O procurador Deltan Dallagnol, ex-coordenador da força-tarefa da Lava-Jato em Curitiba, afirma que não vê chances de uma “ampla anulação” da Lava-Jato, mesmo após o que classificou como “revisionismo”, ao tratar de medidas recentes, como o julgamento que declarou que o ex-juiz Sérgio Moro foi parcial ao julgar Lula e a decisão que tirou casos do petista de Curitiba.

Em entrevista ao GLOBO, por email, Deltan diz que o STF precisa esclarecer a partir de que momento ocorreu a suspeição de Moro. Se for a partir da condução coercitiva de Lula, todas as buscas e apreensões e depoimentos devem ser anulados e provas que foram compartilhadas com outras ações devem perder validade. Se a suspeição ocorrer a partir de outro momento, como a divulgação da delação do Palocci, ele acredita que as provas podem ser salvas.

Sobre os diálogos com o ex-juiz Moro, o procurador diz que “é próprio de um caso que avançou em ritmo acelerado”. Troca de mensagens entre os dois foi citada por ministros do Supremo durante julgamento da suspeição de Moro.

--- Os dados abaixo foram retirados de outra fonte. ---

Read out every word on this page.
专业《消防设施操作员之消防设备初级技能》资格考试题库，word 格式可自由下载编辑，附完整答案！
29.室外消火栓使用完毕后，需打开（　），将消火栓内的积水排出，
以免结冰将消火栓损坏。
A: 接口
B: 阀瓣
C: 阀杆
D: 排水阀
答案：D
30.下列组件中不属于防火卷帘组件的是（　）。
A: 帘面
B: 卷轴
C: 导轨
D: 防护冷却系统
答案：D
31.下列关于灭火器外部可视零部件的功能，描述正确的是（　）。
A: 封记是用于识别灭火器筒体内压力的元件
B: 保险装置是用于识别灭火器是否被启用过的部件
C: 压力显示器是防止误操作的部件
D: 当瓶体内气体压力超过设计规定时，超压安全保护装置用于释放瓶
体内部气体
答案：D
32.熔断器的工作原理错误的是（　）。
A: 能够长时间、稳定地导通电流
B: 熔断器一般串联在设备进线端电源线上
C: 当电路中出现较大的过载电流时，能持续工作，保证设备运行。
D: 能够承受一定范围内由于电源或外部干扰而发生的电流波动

Ele também acredita na hipótese de que o plenário do STF possa reverter a decisão de Fachin, o que manteria válida a condenação de Lula no caso do sítio de Atibaia e o deixaria inelegível.

Nas últimas semanas, o STF anulou as condenações do ex-presidente Lula pelo ex-juiz Sergio Moro e o considerou parcial nos processos do líder petista. O sr. acha que muitas ações serão impactadas por isso?

O STF considerou suspeito o ex-juiz em razão de algumas decisões como aquela em que determinou a condução coercitiva do ex-presidente. Na minha opinião, tais decisões podem até ser consideradas duras, mas jamais fugiram ao padrão da Lava Jato. Não deram tratamento diferenciado nem foram relevantes para a condenação. Colocada essa discordância, a extensão da anulação dos casos depende do esclarecimento de um ponto pelo STF: a partir de que momento passou a existir a apontada suspeição do juiz pelo conjunto da obra? Se passou a ocorrer, por exemplo, quando o juiz levantou o sigilo da delação de Palocci ou foi para o governo Bolsonaro, pode ser que apenas a sentença condenatória do caso triplex seja anulada, mas sejam mantidas válidas as provas. Se esse for o entendimento e o plenário do STF reverter a decisão prévia do ministro Fachin que anulava as condenações em razão de o julgamento ter ocorrido em Curitiba e não Brasília, poderá ser mantida válida a condenação proferida pela juíza Gabriela Hardt no caso do sítio de Atibaia, confirmada pelo tribunal.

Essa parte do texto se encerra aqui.